Clinical audit has been regarded as a valuable asset to examine existing practices with an aim to improve quality of health care in future (Johnston et al, 2000). Rising rates of caesarean section (CS), with no improvements in maternal and neonatal morbidity, are a global concern (Zeitlin et al, 2013), and there is considerable variation from one country to another (Macfarlane et al, 2016).

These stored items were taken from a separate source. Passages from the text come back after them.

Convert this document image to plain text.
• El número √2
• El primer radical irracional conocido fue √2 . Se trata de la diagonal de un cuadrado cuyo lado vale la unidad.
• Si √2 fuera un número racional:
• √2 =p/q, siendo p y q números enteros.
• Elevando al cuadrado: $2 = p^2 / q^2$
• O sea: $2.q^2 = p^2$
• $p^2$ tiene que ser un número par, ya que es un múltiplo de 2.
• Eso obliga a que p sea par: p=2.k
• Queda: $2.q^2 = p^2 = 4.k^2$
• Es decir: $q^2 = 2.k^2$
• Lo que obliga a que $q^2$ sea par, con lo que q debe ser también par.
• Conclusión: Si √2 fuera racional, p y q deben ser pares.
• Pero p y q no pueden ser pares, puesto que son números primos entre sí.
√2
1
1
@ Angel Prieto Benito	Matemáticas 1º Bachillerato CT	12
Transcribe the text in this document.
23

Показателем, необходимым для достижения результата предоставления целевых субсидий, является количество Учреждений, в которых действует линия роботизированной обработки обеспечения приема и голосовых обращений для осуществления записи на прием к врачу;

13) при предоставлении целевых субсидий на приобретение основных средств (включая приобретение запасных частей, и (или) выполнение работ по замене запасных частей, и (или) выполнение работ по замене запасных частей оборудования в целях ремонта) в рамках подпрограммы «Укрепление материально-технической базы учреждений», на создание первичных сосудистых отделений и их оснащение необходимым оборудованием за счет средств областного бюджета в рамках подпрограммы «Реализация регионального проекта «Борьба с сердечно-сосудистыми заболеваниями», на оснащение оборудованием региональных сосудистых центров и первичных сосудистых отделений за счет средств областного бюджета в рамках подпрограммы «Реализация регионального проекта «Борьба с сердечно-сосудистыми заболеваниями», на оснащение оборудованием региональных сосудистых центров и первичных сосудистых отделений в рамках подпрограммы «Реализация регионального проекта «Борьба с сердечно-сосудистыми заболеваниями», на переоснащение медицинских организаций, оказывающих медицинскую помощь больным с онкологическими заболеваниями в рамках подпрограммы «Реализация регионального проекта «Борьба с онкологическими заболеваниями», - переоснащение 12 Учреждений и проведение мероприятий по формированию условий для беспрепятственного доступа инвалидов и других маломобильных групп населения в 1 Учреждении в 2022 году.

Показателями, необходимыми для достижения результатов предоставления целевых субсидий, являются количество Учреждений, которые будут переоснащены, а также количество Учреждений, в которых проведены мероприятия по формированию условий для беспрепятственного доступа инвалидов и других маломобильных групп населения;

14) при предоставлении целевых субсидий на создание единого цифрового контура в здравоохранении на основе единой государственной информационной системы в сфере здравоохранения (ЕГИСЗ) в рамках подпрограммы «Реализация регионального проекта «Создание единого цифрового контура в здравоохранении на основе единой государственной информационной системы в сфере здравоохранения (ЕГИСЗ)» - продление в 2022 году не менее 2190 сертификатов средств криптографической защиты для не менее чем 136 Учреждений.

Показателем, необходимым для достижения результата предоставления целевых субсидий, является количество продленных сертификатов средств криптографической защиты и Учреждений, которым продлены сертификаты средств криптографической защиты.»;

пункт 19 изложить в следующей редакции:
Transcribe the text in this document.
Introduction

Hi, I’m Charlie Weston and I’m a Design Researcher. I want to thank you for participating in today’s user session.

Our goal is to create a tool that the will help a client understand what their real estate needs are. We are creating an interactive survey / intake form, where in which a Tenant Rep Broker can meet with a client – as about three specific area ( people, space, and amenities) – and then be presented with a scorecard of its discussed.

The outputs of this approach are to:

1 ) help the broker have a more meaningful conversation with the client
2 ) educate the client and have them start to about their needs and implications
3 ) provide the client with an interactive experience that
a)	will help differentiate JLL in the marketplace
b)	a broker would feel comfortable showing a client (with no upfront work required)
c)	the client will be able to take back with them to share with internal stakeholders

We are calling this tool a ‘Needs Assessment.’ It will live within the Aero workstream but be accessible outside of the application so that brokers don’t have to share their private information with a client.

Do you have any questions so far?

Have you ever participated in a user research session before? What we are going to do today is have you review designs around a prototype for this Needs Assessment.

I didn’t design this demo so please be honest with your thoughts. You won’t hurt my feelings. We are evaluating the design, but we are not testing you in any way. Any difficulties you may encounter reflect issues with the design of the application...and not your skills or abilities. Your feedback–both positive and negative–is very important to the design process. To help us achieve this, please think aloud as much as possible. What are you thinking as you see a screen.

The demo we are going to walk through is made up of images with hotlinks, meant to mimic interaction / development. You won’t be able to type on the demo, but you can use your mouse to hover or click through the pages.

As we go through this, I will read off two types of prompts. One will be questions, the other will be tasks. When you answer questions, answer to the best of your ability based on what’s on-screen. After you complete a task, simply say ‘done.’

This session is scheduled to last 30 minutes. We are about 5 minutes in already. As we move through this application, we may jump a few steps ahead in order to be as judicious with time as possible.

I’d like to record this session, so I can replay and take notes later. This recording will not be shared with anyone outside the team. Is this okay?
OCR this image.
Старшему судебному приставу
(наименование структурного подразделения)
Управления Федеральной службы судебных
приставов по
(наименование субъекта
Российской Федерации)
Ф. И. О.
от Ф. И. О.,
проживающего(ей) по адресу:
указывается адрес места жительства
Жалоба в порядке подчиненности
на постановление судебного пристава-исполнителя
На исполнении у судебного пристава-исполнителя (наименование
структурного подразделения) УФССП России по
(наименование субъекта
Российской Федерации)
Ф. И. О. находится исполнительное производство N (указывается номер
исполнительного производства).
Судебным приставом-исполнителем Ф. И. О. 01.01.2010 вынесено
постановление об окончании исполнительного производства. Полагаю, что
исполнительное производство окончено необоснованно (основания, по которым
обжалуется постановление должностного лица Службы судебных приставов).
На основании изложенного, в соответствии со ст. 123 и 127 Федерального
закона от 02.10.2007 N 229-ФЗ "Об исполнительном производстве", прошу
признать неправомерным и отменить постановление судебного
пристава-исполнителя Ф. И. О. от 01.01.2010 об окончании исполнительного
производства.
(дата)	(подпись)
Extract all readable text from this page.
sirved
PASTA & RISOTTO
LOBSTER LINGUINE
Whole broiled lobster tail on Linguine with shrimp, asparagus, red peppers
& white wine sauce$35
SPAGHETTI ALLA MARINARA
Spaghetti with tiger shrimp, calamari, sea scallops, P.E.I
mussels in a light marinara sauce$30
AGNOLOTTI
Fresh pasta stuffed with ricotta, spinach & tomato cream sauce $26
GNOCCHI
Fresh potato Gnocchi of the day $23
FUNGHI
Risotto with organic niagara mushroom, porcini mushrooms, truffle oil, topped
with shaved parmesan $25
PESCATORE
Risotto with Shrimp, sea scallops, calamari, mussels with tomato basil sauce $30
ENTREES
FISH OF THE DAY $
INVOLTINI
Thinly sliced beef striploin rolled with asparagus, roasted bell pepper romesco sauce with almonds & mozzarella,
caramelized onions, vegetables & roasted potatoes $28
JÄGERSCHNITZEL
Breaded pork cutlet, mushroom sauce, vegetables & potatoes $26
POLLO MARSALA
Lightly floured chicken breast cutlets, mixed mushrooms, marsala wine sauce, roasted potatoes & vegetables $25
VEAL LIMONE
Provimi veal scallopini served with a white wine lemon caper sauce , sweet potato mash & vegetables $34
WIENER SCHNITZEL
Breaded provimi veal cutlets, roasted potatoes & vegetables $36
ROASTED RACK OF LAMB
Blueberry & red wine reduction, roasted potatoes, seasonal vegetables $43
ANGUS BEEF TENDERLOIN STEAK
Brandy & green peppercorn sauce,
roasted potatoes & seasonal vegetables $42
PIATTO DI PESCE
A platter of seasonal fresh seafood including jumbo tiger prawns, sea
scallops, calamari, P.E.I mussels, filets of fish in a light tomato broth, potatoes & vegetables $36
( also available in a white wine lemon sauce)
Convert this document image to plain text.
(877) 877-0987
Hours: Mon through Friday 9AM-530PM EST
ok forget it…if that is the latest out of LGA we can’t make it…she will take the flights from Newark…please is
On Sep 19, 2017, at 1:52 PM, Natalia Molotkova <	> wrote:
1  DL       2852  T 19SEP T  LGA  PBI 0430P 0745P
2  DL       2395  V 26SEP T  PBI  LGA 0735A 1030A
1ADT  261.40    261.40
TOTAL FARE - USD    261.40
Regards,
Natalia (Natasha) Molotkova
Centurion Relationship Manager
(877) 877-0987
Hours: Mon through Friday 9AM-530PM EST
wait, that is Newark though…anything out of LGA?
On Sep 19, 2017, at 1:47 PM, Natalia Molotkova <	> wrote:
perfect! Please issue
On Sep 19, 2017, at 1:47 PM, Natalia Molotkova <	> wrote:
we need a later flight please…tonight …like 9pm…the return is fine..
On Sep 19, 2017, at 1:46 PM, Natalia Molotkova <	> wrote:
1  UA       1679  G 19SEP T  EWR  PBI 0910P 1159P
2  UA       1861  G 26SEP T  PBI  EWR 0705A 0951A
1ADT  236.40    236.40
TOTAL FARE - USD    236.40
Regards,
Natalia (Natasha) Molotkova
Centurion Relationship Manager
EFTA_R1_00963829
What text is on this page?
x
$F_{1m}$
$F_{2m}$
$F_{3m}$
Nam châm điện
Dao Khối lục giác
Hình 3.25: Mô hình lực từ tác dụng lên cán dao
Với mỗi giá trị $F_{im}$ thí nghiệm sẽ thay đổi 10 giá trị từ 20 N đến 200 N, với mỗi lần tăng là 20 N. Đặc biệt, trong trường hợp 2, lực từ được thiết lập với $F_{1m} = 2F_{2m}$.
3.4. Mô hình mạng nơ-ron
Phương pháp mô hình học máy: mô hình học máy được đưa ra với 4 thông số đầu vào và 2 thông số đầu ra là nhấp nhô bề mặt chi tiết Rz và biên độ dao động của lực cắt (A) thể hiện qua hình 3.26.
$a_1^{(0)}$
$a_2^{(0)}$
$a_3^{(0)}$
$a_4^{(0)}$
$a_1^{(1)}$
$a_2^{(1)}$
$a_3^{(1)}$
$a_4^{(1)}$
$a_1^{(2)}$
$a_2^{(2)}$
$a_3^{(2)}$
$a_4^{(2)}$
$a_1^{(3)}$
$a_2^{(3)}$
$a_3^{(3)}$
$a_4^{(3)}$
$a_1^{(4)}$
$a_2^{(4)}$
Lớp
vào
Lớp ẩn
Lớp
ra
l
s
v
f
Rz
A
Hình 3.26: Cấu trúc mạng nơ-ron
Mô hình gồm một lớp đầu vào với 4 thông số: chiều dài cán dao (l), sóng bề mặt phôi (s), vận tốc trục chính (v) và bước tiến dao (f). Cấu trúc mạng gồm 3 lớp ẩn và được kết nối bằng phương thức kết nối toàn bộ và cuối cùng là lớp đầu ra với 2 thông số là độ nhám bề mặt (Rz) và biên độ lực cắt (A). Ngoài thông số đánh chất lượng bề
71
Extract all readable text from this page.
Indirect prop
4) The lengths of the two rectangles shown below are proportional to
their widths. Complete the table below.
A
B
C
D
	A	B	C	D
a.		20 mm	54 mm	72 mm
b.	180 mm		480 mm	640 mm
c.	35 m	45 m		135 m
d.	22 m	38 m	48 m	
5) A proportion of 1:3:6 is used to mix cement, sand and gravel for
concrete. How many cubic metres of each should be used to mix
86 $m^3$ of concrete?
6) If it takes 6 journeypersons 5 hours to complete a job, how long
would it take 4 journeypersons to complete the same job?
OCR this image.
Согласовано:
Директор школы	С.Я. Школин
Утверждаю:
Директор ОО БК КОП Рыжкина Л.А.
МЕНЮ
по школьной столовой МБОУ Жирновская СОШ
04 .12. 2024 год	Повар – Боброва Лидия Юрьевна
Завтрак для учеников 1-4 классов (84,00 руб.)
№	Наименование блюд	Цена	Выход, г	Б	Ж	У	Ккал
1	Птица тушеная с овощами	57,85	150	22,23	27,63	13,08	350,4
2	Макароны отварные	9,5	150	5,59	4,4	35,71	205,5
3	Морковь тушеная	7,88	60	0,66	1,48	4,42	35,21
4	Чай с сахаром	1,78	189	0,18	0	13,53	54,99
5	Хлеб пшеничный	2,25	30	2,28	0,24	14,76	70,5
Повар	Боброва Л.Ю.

Readmission to hospital following birth is considered to be a key indicator of maternal health (Lydon-Rochelle et al, 2000) and has been listed as one of the top 10 maternity care core outcome measures in a multinational Delphi survey (Devane et al, 2007). Women giving birth by CS are more than twice as likely as those who give birth vaginally to require readmission to hospital within 30 days of birth, primarily due to wound complications (Lydon-Rochelle et al, 2000; Thompson et al, 2002). Readmission to hospital post-CS was estimated to increase the cost of health care by 13% compared to readmission following vaginal birth, in a study of 244 088 women in Massachusetts, USA (Declercq et al, 2007). Analysis of data from 900 108 births in Canada for the years 1997/98 and 2000/01 showed that birthing by CS was associated with a fivefold increase in cardiac arrest (1.9% versus 0.4%), a fourfold increase in wound haematoma (13.0% versus 2.7%), a threefold increase in infection (6.0% versus 2.1%) and haemorrhage resulting in hysterectomy (0.3% versus 0.1%), and a twofold increase in anaesthetic complications (5.3% versus 2.1%) (Liu et al, 2007). Increased maternal and neonatal morbidities are associated with emergency CS, as well as when CS is performed without any medical indication (Karlström et al, 2013). The total cost of ‘excess’ CS in 2008, worldwide, was estimated to be approximately 5.4 times the cost of the ‘needed’ procedures (Gibbons et al, 2010).